Did You Saw What I Heard?: Music Murals Tour

In the 2010s, when murals depicting New Orleans musicians started cropping up across the city, it seemed a shame that there hadn’t been more, everywhere, for ages. There’d been some–notably, the Mother-in-Law Lounge brightened North Claiborne Avenue beginning in the 1990s, and some corner stores featured little second lines on their walls–but this is a golden era.

The boom has dark origins: vacant buildings in the city in the years after Hurricane Katrina offered abundant exhibition space for anyone with a spray can. One of the city’s most celebrated artists, Brandan Odums, also known as BMike, rose to national repute following his work on the walls of an abandoned public housing development.

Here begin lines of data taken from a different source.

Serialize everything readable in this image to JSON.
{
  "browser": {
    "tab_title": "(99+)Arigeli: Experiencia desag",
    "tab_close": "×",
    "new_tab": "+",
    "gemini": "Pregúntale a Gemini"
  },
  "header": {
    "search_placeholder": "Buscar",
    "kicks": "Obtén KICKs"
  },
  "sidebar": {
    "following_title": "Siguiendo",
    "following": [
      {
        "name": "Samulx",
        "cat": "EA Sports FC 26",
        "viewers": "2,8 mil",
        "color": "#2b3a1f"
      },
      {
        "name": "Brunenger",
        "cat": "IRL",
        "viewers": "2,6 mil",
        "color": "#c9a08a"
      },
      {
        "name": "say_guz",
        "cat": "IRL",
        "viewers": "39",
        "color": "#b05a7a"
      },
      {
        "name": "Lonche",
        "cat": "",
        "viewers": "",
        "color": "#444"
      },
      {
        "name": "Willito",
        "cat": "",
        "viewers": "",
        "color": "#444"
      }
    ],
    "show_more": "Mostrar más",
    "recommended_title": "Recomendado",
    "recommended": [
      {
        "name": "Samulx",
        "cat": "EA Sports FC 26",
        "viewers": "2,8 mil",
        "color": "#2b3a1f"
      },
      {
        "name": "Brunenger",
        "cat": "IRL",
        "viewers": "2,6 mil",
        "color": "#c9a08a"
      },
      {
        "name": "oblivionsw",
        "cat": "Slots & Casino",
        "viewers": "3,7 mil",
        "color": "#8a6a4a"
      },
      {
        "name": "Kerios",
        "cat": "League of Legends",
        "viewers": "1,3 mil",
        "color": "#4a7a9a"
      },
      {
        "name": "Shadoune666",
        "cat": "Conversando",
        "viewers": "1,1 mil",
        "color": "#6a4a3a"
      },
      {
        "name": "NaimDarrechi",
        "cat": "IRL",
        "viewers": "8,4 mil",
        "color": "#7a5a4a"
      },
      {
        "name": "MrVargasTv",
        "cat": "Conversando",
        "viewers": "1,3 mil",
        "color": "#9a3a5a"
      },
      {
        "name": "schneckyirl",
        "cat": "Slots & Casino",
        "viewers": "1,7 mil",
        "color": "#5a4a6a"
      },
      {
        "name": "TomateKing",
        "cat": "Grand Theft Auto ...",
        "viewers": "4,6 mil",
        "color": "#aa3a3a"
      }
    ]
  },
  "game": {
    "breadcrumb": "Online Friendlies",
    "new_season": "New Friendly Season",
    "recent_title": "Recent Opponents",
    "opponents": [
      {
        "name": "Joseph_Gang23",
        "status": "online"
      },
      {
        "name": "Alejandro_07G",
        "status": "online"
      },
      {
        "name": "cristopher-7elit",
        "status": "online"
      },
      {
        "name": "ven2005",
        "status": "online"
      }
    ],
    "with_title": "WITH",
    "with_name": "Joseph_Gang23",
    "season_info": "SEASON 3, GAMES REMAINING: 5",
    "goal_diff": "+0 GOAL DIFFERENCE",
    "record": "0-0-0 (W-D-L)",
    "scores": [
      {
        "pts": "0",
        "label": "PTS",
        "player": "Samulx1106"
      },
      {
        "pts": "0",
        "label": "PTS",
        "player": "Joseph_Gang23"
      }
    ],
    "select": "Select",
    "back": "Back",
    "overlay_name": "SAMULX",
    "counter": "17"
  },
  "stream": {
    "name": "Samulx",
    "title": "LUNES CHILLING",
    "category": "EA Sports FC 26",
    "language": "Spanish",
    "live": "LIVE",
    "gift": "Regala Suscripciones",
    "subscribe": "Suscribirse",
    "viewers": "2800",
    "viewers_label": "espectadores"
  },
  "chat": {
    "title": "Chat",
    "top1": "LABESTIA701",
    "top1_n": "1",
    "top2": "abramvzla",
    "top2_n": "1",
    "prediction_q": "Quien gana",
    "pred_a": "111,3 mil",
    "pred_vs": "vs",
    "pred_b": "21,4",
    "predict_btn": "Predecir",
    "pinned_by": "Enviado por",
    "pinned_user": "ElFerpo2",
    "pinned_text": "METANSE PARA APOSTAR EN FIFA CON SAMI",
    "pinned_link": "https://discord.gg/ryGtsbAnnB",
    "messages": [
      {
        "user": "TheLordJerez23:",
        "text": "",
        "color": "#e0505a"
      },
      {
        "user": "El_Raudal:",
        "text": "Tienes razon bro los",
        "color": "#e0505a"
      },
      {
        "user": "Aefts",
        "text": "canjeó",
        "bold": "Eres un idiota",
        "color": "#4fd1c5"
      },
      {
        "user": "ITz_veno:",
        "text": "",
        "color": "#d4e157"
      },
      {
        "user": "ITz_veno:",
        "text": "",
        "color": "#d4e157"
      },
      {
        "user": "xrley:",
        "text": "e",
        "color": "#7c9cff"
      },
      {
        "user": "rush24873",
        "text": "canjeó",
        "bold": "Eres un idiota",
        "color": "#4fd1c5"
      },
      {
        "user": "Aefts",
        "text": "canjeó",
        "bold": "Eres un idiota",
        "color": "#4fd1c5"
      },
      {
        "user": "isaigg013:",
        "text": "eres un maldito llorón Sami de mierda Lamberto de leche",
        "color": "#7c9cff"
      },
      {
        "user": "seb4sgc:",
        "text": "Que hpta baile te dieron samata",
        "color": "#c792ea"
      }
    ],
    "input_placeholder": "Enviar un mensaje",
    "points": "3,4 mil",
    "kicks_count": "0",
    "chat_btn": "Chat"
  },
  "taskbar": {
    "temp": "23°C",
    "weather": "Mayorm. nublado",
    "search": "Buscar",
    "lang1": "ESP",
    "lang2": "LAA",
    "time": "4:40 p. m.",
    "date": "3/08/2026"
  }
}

Odums conceives of his imagery, often of black activists and historical figures as well as musicians like Buddy Bolden, as part of a “transnational dialogue about the intersection of art and resistance.” For Odums and artist Courtney “Ceaux” Buckley, whose mural of Lil Wayne was featured in a Drake video in 2018, painting images of African-American culture in public space resists the reduced visibility of black social life in a gentrifying city.

New Orleans music is particularly well-suited to the form. Second lines and Mardi Gras Indians are public spectacles with an instantly recognizable visual vocabulary. Artists like Dr. John and Big Freedia cultivated distinctive looks as part of their stage performance. Beyond that, New Orleans music is often rooted in place: Sidney Bechet’s training on clarinet was a product of his Seventh Ward upbringing; Travis Hill’s brass band background was straight from the Sixth Ward. Paintings of them in these neighborhoods underline the connection.

In 2018, an organization called the NOLA Mural Project began matching artists with property owners offering wall space (the program circumvents what organizers consider an onerous public permitting process; their goal is to bring about a policy change). The resulting murals include images of Allen Toussaint and James Booker.

Of course, these murals are also A+ backdrops for selfies and social media posts. If you’re on the street taking photos, we invite you to keep A Closer Walk handy to read up on the artists and their relationship to these spaces.